“Mark Cuban Joins Legal Fight Against Dark Money and Super PACs”

This is a story in Sportico about HLS’s Election Law Clinic’s amicus brief on behalf of a group of billionaires arguing that Maine’s limit on Super PAC contributions doesn’t burden their speech and serves important goals including preventing corruption and avoiding the distortion of the political system.

Dallas Mavericks minority owner Mark Cuban has teamed up with four other billionaires—hedge fund manager William von Mueffling, LinkedIn co-founder Reid Hoffman, and venture capitalists Steve Jurvetson and Vin Ryan—to argue in an amicus brief that their enormous wealth shouldn’t provide them more political influence than other Americans and that a Maine campaign finance law limiting contributions to super political action committees (super PACs) is both sensible and constitutional.

“Because of their wealth,” the brief says of the billionaires, “amici have the capacity to be extraordinarily influential in America’s political system. But amici didn’t ask for this power. And they don’t want it.”

The brief concerns Dinner Table Action & For Our Future v. William J. Schneider et al., a case brought by two Maine super PACs that accept contributions exceeding Maine’s limit. Several Maine officials, including Maine Commission on Governmental Ethics and Election Practices chairman William J. Schneider, are the defendants.

The case centers on whether a citizen referendum, overwhelmingly approved by Maine voters last year, complies with First Amendment political speech protections.
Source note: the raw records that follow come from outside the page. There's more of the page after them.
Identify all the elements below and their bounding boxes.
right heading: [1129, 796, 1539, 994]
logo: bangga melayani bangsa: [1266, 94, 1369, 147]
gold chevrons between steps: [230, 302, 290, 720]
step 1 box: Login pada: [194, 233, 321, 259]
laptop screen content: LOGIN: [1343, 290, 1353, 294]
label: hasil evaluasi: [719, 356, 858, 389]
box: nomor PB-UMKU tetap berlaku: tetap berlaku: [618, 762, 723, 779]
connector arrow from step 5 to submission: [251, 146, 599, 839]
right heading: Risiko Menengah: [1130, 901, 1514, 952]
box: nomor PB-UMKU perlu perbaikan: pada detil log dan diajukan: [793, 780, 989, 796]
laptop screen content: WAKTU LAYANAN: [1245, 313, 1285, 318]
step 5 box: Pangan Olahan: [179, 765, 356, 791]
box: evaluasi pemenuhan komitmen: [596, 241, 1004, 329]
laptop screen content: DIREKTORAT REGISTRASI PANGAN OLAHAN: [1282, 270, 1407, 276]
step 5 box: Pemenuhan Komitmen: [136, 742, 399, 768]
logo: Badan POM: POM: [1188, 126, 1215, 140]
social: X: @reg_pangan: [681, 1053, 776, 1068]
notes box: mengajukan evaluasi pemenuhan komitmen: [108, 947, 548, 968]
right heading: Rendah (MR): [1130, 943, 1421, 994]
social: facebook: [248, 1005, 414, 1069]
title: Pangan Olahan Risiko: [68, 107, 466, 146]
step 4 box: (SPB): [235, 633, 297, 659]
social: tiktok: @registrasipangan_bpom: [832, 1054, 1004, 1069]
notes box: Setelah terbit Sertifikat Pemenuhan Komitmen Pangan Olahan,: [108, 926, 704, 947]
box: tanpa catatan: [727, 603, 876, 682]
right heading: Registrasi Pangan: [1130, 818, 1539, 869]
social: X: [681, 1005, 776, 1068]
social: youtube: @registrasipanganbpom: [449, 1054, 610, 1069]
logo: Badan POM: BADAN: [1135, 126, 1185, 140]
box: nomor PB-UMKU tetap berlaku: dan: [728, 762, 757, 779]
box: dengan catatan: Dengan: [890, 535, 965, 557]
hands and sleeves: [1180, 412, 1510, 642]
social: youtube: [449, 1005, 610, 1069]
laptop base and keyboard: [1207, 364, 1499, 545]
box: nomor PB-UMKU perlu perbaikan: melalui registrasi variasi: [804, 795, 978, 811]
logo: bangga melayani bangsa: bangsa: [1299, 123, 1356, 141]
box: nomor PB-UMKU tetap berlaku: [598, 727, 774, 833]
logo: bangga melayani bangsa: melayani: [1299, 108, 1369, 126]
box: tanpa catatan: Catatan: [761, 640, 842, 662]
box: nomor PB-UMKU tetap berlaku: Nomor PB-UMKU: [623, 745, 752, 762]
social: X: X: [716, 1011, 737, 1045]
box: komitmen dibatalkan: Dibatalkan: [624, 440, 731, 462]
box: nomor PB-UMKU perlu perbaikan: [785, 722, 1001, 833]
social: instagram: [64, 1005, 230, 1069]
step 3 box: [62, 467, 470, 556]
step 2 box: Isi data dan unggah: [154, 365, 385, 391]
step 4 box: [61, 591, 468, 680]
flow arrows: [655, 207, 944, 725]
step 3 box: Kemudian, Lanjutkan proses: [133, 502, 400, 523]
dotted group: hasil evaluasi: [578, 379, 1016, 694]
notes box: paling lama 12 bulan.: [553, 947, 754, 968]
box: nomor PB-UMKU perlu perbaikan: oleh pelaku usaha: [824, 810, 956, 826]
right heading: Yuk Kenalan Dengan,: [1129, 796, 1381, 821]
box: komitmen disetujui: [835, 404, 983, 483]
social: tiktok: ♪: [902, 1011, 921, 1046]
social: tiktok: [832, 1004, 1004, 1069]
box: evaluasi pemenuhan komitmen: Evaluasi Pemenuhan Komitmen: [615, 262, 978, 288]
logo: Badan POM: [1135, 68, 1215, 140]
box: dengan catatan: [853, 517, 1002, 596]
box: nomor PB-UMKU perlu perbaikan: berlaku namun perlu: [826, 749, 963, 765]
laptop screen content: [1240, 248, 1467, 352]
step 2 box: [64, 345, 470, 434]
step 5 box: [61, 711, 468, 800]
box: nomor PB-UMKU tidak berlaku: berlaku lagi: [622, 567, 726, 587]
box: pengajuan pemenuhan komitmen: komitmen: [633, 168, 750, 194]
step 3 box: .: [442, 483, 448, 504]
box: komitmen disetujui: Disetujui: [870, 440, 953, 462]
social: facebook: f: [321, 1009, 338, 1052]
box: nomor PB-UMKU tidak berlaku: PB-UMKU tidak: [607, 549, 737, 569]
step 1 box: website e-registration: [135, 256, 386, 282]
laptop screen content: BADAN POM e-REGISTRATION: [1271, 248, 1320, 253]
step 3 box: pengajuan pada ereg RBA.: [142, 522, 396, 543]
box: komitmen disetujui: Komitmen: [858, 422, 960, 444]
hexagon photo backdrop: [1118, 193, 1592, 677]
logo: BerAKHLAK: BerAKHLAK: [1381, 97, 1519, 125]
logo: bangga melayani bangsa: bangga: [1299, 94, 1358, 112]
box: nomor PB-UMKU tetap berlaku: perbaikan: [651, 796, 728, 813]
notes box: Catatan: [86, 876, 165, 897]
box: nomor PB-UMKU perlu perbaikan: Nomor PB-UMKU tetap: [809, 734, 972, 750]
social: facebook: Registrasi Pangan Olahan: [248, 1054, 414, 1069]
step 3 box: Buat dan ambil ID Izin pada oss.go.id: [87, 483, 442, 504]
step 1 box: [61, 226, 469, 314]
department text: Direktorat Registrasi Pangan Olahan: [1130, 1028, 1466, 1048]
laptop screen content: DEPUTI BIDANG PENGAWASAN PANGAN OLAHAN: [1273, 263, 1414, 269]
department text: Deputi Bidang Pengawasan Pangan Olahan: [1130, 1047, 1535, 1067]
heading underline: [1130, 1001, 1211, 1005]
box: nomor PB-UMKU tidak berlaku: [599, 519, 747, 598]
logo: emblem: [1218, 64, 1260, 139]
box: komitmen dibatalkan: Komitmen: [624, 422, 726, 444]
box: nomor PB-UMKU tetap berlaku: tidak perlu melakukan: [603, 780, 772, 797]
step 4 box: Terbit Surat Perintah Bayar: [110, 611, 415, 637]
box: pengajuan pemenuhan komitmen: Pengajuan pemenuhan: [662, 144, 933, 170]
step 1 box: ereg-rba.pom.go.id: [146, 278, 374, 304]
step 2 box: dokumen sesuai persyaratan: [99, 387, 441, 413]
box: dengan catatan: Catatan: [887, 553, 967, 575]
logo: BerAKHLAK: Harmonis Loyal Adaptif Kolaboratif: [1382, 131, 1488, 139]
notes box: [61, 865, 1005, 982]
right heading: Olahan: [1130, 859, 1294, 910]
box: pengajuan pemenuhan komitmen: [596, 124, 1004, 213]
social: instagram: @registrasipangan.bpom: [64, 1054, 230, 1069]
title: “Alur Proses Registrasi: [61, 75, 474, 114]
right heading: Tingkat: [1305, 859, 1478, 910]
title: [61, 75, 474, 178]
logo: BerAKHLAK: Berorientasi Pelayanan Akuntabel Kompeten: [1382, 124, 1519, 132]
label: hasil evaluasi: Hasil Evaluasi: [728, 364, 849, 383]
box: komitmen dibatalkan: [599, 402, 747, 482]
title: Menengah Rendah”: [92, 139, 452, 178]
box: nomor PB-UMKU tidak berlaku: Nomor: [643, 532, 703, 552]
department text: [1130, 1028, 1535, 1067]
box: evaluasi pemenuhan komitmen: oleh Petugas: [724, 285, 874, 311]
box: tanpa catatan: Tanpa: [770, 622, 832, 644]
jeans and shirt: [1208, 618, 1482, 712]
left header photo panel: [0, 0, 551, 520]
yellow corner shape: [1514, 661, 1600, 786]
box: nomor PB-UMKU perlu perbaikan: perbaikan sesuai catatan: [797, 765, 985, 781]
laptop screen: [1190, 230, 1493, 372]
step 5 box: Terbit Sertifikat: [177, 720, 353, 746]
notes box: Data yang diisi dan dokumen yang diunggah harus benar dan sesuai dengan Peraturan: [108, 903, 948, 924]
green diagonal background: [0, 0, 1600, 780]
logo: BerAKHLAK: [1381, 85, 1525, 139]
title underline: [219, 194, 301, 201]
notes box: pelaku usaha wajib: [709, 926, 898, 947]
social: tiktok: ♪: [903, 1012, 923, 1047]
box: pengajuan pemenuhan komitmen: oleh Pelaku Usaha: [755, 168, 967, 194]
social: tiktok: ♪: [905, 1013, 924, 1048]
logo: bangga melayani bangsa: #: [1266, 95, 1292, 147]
The resulting act sets a $5,000 limit for super PACs. It also includes disclosure requirements regarding the identity of donors and donations related to funding communications that advocate for the election or defeat of a particular candidate. The referendum was backed by Equal Citizens and its founder, Harvard Law School professor Lawrence Lessig. . . .

Last Thursday, professors Samuel Jacob Davis and Ruth Greenwood of the Election Law Clinic at Harvard Law School submitted an amicus brief on behalf of Cuban and his colleagues. . . .

Cuban’s group sees Maine’s law as “reasonable” and “necessary to protect” democracy from “the kind of corruption that plagues too many elections.” That is especially important in a sparsely populated state like Maine, where “a relatively small amount of outside money can play an outsized role in local races that should be focused on local issues.”

The brief contends that regulating super PAC contributions imposes minimal constraints on free speech rights. It asserts that super PACs “give voters little useful information and often express a muddled political message,” with donations “often funneled through shell entities” known as “dark money organizations.” . . .

Further, the brief warns that unlimited super PAC contributions “create a serious risk of actual quid pro quo corruption and its appearance.” It cites former U.S. Senator—and now convicted felon—Bob Menendez (D-N.J.), who was accused of using super PAC contributions as payoffs for influencing a Medicare billing dispute involving a friend. The brief also points out that super PAC contributors have been appointed to high-ranking positions. For instance, current U.S. Secretary of Education Linda McMahon “had no teaching experience prior to her appointment, but she had donated tens of millions of dollars to various super PACs supporting the president who appointed her.”